Job crafting et leisure crafting, des moteurs de création de sens et d’engagement au travail

Interprétation scientifique

Le caractère dynamique et changeant des contextes de travail actuels soumet les salariés/employés à de nouveaux défis de performance et d’adaptation, lesquels peuvent influencer négativement leur engagement envers le travail. Le job crafting (façonnement de son emploi) devient ainsi une pratique de plus en plus répandue auprès des salariés/employés qui cherchent à créer du sens dans leur travail à partir de leurs occupations professionnelles. Ce faisant, leur engagement envers le travail s’en trouve généralement accru. Le job crafting n’est pas adapté à tous les types d’emplois? Qu’à cela ne tienne! Le leisure crafting (façonnement de ses temps libres) s’avère une avenue intéressante pour la création de sens à l’extérieur du travail!

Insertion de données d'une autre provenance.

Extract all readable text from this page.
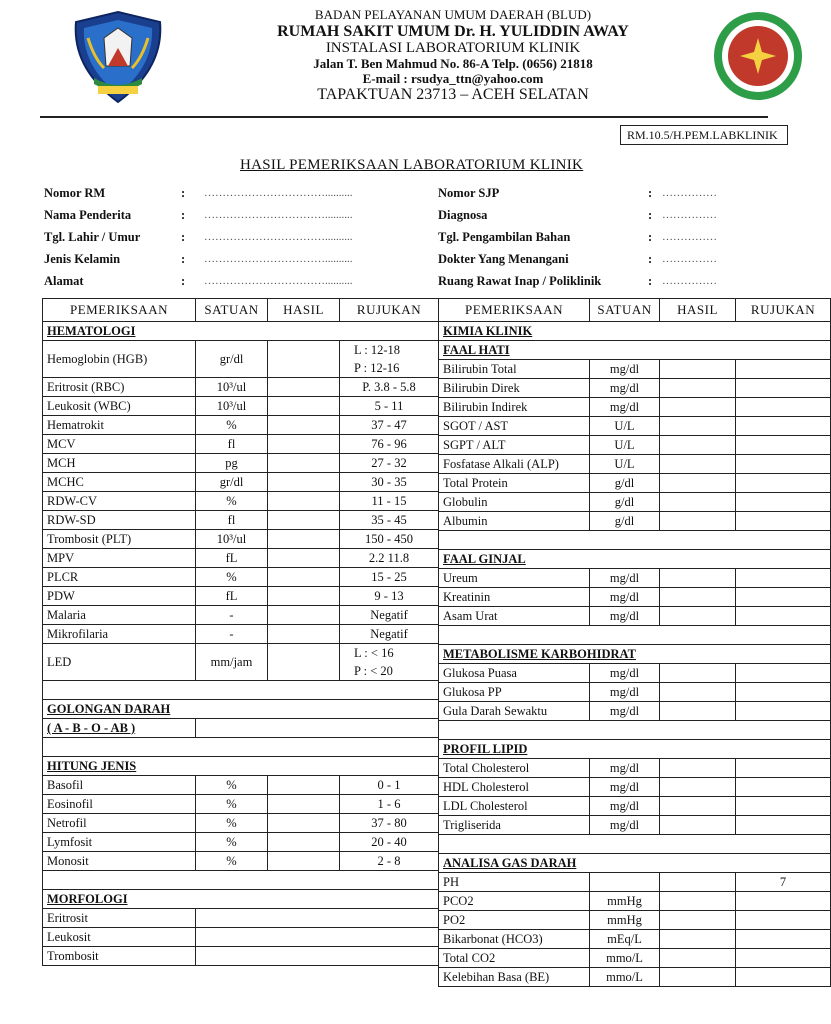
BADAN PELAYANAN UMUM DAERAH (BLUD)
RUMAH SAKIT UMUM Dr. H. YULIDDIN AWAY
INSTALASI LABORATORIUM KLINIK
Jalan T. Ben Mahmud No. 86-A Telp. (0656) 21818
E-mail : rsudya_ttn@yahoo.com
TAPAKTUAN 23713 – ACEH SELATAN
RM.10.5/H.PEM.LABKLINIK
HASIL PEMERIKSAAN LABORATORIUM KLINIK
Nomor RM	: ……………………………..........
Nama Penderita	: ……………………………..........
Tgl. Lahir / Umur	: ……………………………..........
Jenis Kelamin	: ……………………………..........
Alamat	: ……………………………..........
Nomor SJP	: ……………
Diagnosa	: ……………
Tgl. Pengambilan Bahan	: ……………
Dokter Yang Menangani	: ……………
Ruang Rawat Inap / Poliklinik	: ……………
PEMERIKSAAN	SATUAN	HASIL	RUJUKAN
HEMATOLOGI			
Hemoglobin (HGB)	gr/dl		L : 12-18
P : 12-16

Eritrosit (RBC)	10³/ul		P. 3.8 - 5.8
Leukosit (WBC)	10³/ul		5 - 11
Hematrokit	%		37 - 47
MCV	fl		76 - 96
MCH	pg		27 - 32
MCHC	gr/dl		30 - 35
RDW-CV	%		11 - 15
RDW-SD	fl		35 - 45
Trombosit (PLT)	10³/ul		150 - 450
MPV	fL		2.2 11.8
PLCR	%		15 - 25
PDW	fL		9 - 13
Malaria	-		Negatif
Mikrofilaria	-		Negatif
LED	mm/jam		L : < 16
P : < 20

GOLONGAN DARAH			
( A - B - O - AB )			

HITUNG JENIS			
Basofil	%		0 - 1
Eosinofil	%		1 - 6
Netrofil	%		37 - 80
Lymfosit	%		20 - 40
Monosit	%		2 - 8

MORFOLOGI			
Eritrosit			
Leukosit			
Trombosit			
PEMERIKSAAN	SATUAN	HASIL	RUJUKAN
KIMIA KLINIK			
FAAL HATI			
Bilirubin Total	mg/dl		
Bilirubin Direk	mg/dl		
Bilirubin Indirek	mg/dl		
SGOT / AST	U/L		
SGPT / ALT	U/L		
Fosfatase Alkali (ALP)	U/L		
Total Protein	g/dl		
Globulin	g/dl		
Albumin	g/dl		

FAAL GINJAL			
Ureum	mg/dl		
Kreatinin	mg/dl		
Asam Urat	mg/dl		

METABOLISME KARBOHIDRAT			
Glukosa Puasa	mg/dl		
Glukosa PP	mg/dl		
Gula Darah Sewaktu	mg/dl		

PROFIL LIPID			
Total Cholesterol	mg/dl		
HDL Cholesterol	mg/dl		
LDL Cholesterol	mg/dl		
Trigliserida	mg/dl		

ANALISA GAS DARAH			
PH			7
PCO2	mmHg		
PO2	mmHg		
Bikarbonat (HCO3)	mEq/L		
Total CO2	mmo/L		
Kelebihan Basa (BE)	mmo/L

Pour mieux comprendre ces phénomènes, nous avons interprété l’étude de Petrou et ses collaborateurs, publiée en 2017. Cette étude visait à évaluer l’interrelation entre l’importance accordée par un salarié/employé à son rôle professionnel et le job crafting, ainsi que l’impact de ce dernier sur la création de sens et l’engagement envers le travail. Les auteurs se sont également intéressés au rôle compensatoire du leisure crafting sur la création de sens dans la vie des salariés/employés pour lesquels le job crafting n’est pas possible.

Conseillère experte

Étienne Fouquet, auxiliaire de recherche, Université de Sherbrooke

Auteurs

Patrice Daneau, auxiliaire de recherche, Université de Sherbrooke

JOSÉE CHARBONNEAU, auxiliaire de recherche, Université de Sherbrooke

Cette initiative a été rendue possible grâce à une collaboration avec l’Université de Sherbrooke.

QU’ENTEND-ON PAR :

Création de sens au travail

La création de sens au travail réfère à la capacité d’une personne à intégrer les différents paramètres de son emploi dans son système de sens personnel, lequel est fondé sur ses valeurs et ses besoins. Ainsi, c’est la capacité d’attribuer une raison d’être à des situations difficiles ou ambigües vécues au travail. Il faut donc distinguer la création de sens de la perception du sens au travail, dans la mesure où la perception du sens est un processus d’évaluation intrinsèque des différentes expériences d’une personne basée sur ses valeurs et ses besoins profonds, alors que la création de sens suppose l’établissement de liens cohérents entre les paramètres du travail d’une personne et ses critères personnels de perception de sens (ses valeurs et besoins profonds).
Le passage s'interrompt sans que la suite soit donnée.